Objectives In this report flow cytometry was used to determine the predominant T-cell subsets in leishmaniasis lesions, and their relationship with Leishmania-responsive circulating T cells.
Patients and methods Mononuclear cells from lesions or peripheral blood (PBMC) of 34 cutaneous (CL), four mucosal (ML) and four disseminated leishmaniasis were phenotypically characterized by flow cytometry. Leishmania-responsive T cells were obtained after in vitro stimulation of PBMC with leishmanial antigens.

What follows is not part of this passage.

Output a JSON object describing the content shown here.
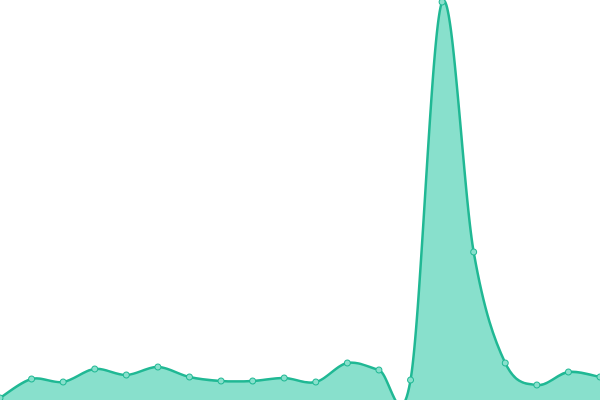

Results/conclusions Variable amounts of γδ lymphocytes were present in all lesions, with no association with duration of illness. The highest percentages of interleukin-2R- and interferon-γR-positive cells were observed in ML lesions and could render these T cells more susceptible to the effects of these cytokines. The distribution of intralesional T-lymphocyte subsets was quite variable (CD4+ > CD8+ = 18 cases, CD8+ > CD4+ = 12 cases and CD4+ ≅ CD8+ = 4 cases) without any association with clinical parameters, and could explain the controversy regarding proportions of these T-cell subsets in leishmaniasis lesions. Low percentages of Leishmania-reactive CD8+ T cells were observed in blood while an enrichment of CD8+ cells was shown in the inflammatory infiltrate, suggesting that local immunoregulatory factors could favour the recruitment and/or proliferation of local CD8+ lymphocytes. Increased percentages of CD8+ cells observed in older lesions are consistent with the hypothesis that they can mediate healing, although their involvement in tissue damage cannot be ruled out. It is possible that these mechanisms can influence the clinical outcome or even the response to therapy.